University of Kansas Journalism Professor David Guth is not backing down from statements that he wants the children of NRA members murdered as a result of the Navy Yard shooting, prompting the Kansas State Rifle Association to call for his immediate termination:
On Sept. 16, Guth tweeted, “#NavyYardShooting The blood is on the hands of the NRA. Next time, let it be YOUR sons and daughters. Shame on you. May God damn you.”
He later wrote, “God’s justice takes many forms.”
Campusreform.com apparently broke the news about the tweets. KCTV5 has been unable to reach Guth, but the website quoted Guth as saying he had no regrets.
“I don’t take it back one bit,” he said. He elaborated on the issues on his personal blog called Snapping Turtle.
He said the NRA had blood on its hands and he didn’t care about any criticism he faced.

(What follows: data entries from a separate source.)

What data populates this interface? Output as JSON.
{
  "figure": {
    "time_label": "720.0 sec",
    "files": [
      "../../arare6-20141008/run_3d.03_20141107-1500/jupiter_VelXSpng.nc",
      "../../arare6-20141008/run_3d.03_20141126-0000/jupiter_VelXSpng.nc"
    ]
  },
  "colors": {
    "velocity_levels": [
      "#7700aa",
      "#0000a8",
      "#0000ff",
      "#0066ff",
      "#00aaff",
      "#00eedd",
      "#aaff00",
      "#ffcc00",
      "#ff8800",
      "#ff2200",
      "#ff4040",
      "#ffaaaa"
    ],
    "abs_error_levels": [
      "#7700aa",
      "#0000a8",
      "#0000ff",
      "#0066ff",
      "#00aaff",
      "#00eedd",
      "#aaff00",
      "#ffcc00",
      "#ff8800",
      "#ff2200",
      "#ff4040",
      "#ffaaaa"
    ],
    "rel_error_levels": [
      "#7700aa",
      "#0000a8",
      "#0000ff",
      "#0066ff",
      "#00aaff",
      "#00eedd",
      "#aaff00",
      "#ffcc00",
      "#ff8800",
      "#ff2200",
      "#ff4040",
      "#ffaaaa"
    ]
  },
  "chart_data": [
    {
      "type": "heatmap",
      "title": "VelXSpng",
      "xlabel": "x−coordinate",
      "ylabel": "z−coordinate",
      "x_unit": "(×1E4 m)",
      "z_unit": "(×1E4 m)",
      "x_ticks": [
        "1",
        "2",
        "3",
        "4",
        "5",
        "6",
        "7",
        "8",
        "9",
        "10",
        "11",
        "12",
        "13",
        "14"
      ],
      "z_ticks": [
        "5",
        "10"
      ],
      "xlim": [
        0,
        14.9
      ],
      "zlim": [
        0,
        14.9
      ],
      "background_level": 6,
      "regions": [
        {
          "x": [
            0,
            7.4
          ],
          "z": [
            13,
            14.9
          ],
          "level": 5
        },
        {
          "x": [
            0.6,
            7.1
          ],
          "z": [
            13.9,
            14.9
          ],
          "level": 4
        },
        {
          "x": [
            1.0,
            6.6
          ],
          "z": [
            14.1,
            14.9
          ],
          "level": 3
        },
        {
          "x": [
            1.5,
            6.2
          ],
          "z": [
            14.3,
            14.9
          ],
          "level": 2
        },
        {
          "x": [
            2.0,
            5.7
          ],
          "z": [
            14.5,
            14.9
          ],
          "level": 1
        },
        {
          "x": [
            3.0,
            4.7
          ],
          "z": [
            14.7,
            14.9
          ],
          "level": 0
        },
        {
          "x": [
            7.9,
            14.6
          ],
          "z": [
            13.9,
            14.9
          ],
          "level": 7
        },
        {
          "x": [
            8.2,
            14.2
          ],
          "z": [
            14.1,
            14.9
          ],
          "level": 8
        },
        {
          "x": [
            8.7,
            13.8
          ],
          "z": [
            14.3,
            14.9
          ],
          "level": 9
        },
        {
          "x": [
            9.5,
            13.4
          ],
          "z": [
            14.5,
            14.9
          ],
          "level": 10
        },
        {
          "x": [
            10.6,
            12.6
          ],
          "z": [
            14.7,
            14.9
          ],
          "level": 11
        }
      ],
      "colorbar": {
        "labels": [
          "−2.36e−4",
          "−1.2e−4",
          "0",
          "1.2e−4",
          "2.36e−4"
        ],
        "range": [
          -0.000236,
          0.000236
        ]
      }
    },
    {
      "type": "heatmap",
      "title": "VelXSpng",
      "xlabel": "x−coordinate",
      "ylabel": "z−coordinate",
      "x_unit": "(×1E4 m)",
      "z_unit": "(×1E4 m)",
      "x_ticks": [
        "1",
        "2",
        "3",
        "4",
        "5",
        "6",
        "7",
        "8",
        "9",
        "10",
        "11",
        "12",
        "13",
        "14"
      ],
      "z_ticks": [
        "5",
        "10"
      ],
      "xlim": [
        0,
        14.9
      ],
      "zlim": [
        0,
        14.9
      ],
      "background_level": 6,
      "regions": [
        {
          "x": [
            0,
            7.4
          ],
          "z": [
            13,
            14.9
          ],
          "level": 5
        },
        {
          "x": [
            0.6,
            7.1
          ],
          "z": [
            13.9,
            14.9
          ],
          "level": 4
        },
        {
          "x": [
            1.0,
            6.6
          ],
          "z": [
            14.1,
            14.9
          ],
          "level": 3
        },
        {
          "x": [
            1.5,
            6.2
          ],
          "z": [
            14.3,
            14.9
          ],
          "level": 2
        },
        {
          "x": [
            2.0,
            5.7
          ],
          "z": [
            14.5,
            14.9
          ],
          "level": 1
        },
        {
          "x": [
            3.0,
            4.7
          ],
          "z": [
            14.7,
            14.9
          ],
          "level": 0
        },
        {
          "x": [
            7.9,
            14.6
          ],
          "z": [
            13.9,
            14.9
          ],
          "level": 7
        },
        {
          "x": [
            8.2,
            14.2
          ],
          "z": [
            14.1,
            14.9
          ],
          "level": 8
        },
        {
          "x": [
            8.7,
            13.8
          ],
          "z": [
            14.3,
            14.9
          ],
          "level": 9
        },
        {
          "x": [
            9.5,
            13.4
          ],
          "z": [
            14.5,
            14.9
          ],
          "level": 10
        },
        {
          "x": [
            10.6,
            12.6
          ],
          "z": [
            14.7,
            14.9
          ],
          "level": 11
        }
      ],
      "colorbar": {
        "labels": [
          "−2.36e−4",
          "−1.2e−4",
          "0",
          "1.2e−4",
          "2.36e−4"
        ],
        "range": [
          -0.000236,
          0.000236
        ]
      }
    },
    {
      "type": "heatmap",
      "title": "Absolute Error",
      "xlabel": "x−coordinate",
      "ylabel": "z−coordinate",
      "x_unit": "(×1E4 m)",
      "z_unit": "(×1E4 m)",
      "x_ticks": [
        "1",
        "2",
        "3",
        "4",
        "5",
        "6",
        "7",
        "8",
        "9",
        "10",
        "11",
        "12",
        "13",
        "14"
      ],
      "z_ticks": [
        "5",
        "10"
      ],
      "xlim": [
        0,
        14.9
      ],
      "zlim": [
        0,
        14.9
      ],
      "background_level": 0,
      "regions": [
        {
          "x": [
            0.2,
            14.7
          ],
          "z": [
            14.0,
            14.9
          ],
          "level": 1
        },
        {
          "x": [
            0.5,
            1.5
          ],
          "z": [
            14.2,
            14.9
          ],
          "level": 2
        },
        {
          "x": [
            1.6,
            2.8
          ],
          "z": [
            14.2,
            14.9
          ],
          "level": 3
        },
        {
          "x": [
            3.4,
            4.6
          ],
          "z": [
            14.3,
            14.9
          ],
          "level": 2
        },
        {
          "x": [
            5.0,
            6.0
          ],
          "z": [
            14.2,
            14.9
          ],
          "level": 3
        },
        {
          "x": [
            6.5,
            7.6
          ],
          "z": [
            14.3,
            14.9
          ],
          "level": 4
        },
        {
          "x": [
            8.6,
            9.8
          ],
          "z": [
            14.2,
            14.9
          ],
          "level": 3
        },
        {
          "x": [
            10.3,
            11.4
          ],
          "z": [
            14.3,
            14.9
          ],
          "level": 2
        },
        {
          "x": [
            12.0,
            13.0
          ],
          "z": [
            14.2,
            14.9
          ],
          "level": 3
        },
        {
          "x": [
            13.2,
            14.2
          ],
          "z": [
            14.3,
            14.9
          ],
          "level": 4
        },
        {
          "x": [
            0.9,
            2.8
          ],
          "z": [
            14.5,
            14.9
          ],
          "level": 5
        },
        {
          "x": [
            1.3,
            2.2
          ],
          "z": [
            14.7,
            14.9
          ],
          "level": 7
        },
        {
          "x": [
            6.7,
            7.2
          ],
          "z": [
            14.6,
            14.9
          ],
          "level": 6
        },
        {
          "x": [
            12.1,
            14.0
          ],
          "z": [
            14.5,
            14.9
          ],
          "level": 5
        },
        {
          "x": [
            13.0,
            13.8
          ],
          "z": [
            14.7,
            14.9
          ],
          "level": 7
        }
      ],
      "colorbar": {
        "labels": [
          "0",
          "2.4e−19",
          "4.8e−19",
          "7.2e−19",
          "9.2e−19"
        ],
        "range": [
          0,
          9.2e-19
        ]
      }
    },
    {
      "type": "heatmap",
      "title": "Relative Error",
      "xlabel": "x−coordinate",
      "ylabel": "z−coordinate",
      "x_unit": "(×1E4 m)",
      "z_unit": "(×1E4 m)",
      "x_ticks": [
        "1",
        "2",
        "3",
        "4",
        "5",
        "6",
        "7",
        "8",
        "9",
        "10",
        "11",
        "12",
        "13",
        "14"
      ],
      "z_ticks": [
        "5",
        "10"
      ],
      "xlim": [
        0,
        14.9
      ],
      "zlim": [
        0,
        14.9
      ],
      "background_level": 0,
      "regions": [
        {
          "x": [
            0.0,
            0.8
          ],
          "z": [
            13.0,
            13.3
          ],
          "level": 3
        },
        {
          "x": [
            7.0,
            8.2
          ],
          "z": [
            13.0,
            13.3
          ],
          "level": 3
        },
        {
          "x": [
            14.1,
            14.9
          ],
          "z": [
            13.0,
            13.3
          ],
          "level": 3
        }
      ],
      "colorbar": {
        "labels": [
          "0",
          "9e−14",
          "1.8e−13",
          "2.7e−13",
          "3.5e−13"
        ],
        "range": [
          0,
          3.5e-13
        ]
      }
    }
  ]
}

“I don’t wish what happened today on anyone. But if it does happen again – and it likely will – may it happen to those misguided miscreants who suggest that today’s death toll at the Navy Yard would have been lower if the employees there were allowed to pack heat. Those fools don’t get it,” he wrote. “If the price of “security” is to turn every workplace into an environment that can erupt into a Dodge City-like shooting gallery with the slightest provocation, then we have really missed the point. There is no justification for the widespread sale of assault weapons, high-volume magazines or hollow-point bullets. In fact, their sale is a well-documented threat to national security. Enough is enough.”
Kansas State Rifle Association President Patricia Stoneking said Guth should not be teaching children.
“The KSRA will do everything possible to see to the removal of this man. He should be fired immediately. His statements are outrageous,” she said in a statement. “Any person with such a vile and contemptuous attitude who has influence over our children as a professor does should be immediately fired.”
She suggested that Guth’s rhetoric could influence a “mentally unstable individual.”
“It is one thing to engage in thoughtful dialogue and speak against something but it is quite another to incite violence,” she said. “This professor has obviously forgotten that it is human beings that commit crimes. Guns are inanimate objects and only human intervention causes them to be used in a criminal manner.”
Here’s a question for Kansas administrators and parents alike: How many KU students are the children of NRA members, and what sort of an educational environment is created by a man who publicly wishes for his students to die?